Manhattan Regional Airport officials want to move forward with a parking lot improvement project that would lead to a parking fee.

The Manhattan City Commission will consider Tuesday allowing the airport to request bids on the parking lot project.

The meeting starts at 7 p.m. at City Hall.

In February 2018, the commission approved a $4.5 million improvement project would add more than 150 paved parking spots. The airport currently has more than 700 parking spots.

The plan called for phasing with an initial $3.28 million proposal for parking improvements, which would include additional paved parking, improved lighting and repaired asphalt.

In order to pay for the project’s debt, airport officials have suggested adding a parking fee at the airport.

The parking lot at the airport is currently free.

The Airport Advisory Board suggested making parking free for the first hour and $1 per hour for hours 2 through 4 with a maximum daily rate of $5. The board also expressed its desire for officials to implement the parking fee immediately after the project is completed.

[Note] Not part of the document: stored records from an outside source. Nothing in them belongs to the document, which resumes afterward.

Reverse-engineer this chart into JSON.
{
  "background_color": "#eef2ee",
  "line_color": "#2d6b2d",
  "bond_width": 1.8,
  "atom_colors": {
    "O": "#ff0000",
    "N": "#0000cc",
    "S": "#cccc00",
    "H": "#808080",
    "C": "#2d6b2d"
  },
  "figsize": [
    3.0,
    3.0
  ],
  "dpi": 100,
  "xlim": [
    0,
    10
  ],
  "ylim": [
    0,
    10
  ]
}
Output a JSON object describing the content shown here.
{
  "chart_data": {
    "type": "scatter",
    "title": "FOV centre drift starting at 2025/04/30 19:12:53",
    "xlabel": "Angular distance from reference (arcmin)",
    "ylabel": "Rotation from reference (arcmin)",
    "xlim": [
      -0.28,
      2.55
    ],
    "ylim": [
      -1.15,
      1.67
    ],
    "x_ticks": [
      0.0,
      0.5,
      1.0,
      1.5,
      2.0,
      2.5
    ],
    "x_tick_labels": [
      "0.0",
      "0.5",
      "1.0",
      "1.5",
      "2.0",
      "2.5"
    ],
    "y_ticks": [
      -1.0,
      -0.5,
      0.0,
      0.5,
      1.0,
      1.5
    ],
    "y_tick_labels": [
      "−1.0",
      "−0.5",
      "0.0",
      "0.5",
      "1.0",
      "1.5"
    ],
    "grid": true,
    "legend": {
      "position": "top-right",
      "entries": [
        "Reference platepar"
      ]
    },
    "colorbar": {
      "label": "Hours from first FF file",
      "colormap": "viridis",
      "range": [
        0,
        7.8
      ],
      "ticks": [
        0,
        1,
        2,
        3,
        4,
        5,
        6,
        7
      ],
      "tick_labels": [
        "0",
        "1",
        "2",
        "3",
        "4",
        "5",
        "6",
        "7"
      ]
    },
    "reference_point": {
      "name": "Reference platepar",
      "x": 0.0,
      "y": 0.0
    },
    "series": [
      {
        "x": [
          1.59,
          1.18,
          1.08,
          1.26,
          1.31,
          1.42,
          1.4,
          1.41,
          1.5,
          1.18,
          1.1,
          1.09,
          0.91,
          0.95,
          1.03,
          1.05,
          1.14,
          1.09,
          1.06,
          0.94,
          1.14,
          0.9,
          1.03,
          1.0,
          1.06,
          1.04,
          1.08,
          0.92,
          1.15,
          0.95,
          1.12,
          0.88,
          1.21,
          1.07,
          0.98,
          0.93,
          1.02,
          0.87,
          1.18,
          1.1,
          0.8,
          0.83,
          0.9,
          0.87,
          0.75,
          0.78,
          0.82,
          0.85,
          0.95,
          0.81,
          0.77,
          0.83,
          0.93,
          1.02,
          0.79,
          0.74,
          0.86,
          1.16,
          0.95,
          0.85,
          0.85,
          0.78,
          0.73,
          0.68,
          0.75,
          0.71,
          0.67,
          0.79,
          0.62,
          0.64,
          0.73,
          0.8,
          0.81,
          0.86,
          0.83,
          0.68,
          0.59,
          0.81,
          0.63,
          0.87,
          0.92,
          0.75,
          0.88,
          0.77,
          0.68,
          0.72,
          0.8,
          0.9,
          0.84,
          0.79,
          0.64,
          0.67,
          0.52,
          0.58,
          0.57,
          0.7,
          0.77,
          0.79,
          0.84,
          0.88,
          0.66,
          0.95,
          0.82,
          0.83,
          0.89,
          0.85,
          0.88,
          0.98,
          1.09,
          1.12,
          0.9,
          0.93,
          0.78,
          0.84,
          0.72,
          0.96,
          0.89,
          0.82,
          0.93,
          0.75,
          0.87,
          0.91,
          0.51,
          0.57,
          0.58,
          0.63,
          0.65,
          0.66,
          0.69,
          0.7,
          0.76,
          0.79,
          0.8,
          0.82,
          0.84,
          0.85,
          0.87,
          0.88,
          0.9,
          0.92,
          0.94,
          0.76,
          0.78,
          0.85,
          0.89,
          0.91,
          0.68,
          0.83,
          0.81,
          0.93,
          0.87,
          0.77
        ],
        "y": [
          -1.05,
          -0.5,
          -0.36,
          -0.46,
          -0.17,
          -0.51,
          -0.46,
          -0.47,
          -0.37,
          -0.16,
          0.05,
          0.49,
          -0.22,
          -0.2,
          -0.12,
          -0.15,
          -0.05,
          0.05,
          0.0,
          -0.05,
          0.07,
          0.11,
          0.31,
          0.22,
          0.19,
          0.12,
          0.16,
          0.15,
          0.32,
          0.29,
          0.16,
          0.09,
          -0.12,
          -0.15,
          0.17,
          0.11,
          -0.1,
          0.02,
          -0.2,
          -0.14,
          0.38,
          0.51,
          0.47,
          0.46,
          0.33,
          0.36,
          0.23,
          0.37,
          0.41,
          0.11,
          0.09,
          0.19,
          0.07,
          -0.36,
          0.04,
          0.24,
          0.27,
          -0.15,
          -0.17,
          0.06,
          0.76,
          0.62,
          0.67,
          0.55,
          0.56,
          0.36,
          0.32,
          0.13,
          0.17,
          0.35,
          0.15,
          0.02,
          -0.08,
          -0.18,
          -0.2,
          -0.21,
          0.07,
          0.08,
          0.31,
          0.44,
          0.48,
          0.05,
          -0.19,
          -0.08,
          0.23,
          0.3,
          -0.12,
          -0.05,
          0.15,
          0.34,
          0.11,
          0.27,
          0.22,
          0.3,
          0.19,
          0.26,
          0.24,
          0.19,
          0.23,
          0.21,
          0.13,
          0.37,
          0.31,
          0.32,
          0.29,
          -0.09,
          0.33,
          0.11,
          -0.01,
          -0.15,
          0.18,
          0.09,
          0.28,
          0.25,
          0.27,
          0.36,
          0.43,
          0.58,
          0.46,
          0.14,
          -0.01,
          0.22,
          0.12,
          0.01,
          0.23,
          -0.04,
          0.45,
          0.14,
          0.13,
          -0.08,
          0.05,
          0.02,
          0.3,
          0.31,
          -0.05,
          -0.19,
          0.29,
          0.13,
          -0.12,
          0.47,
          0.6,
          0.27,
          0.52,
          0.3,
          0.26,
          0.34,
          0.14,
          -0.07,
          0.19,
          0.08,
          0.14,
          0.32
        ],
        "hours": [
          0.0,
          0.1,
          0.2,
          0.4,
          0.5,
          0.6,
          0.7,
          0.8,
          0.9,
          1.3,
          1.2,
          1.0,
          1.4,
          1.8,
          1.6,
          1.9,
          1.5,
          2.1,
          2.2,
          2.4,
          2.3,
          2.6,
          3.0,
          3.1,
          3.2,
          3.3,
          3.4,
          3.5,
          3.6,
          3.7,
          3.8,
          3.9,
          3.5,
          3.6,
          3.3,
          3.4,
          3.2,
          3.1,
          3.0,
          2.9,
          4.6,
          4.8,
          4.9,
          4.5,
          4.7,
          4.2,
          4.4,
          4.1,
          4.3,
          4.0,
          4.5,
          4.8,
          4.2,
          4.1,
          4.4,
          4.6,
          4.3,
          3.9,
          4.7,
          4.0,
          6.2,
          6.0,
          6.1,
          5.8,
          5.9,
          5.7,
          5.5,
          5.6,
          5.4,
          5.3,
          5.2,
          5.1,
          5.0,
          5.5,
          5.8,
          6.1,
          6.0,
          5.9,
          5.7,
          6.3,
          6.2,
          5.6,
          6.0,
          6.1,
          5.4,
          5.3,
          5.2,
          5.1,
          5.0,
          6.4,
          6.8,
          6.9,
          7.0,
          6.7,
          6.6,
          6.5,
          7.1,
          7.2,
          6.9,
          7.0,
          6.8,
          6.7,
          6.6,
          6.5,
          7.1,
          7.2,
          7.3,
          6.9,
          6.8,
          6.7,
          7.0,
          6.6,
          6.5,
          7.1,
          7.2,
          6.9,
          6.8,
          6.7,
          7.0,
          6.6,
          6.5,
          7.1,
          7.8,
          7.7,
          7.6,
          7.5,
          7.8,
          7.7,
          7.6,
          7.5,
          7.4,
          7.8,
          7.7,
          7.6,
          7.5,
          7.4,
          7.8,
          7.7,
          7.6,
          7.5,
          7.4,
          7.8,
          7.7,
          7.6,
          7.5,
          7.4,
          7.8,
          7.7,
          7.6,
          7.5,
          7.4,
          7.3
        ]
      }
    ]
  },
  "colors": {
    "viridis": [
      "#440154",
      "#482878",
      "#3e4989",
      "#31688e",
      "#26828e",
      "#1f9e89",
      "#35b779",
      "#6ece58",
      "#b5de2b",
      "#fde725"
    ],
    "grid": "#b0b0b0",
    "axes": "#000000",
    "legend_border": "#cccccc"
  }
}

A 10-year bond for the project would require an annual payment of $648,000. In a parking revenue study, Walker Consultants estimated that a $5 daily fee would generate the money needed for a 10-year bond.

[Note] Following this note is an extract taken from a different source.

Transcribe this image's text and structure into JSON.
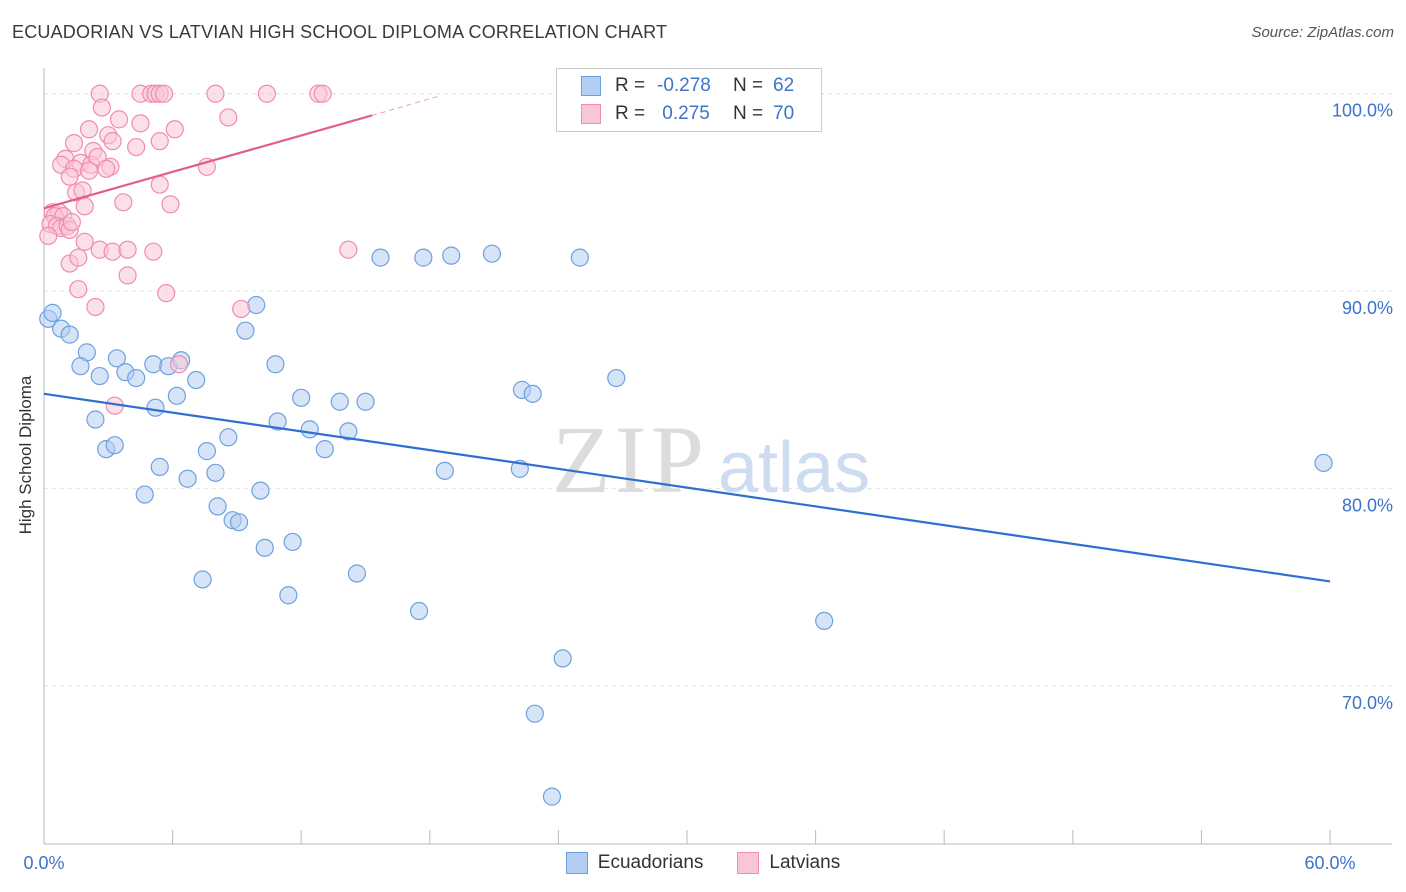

The commission will also consider creating an ordinance to establish local aesthetic standards for the installation of small cell infrastructure in the city’s rights-of-way.

Small cell towers, approximately 30 feet tall, are used to boost wireless service for mobile devices. They are used by multiple cell phone providers.

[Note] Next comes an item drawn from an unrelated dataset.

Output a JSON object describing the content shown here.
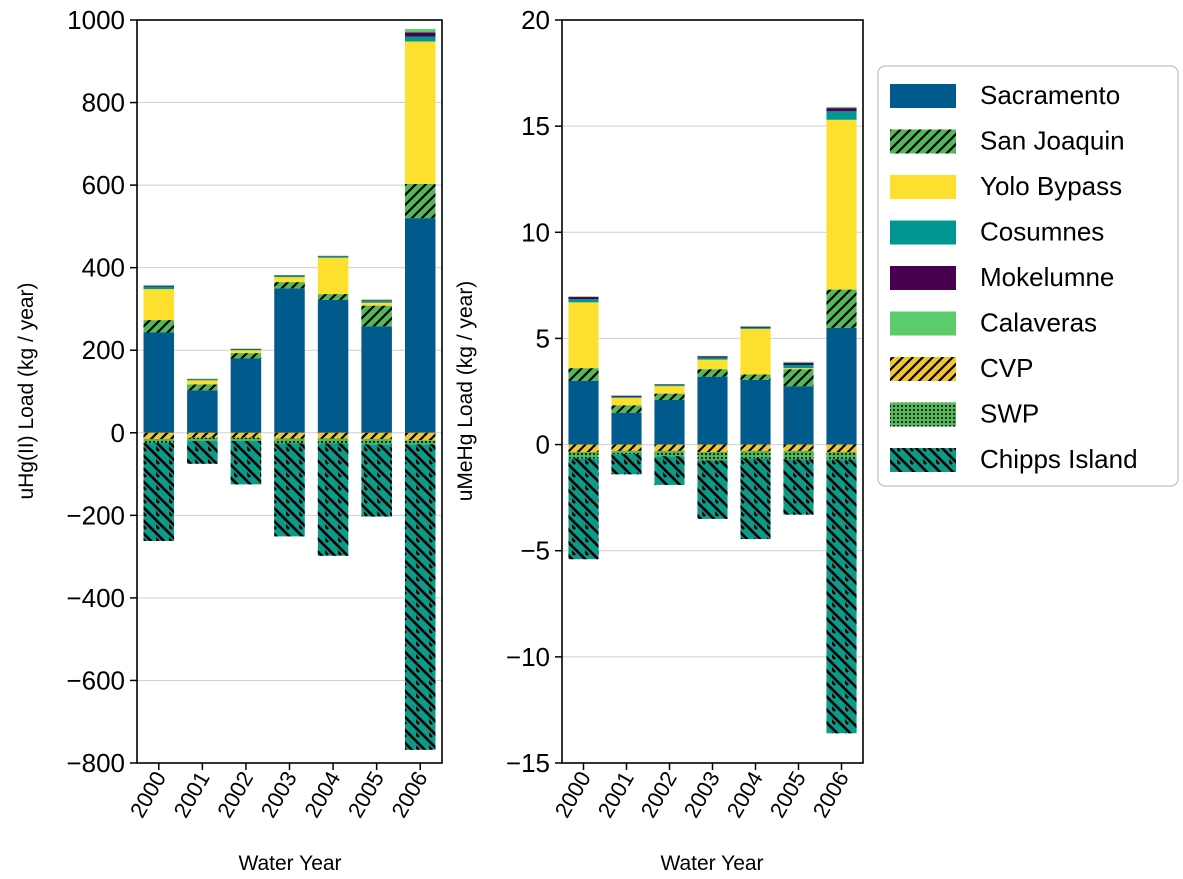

Manhattan currently has 47 small cell towers in the city, some using existing poles and others using new poles.

The ordinance under consideration would place an official standard on new poles including location, maintenance and repair, and aesthetics. Wood poles would only be permitted in alleys; any other pole must be hollow metal, fiberglass or use a similar composite material.

The ordinance would call for poles to get painted green to minimize glare and visibility. However, poles in downtown or Aggieville must match the established character of the district, so the color scheme would be different.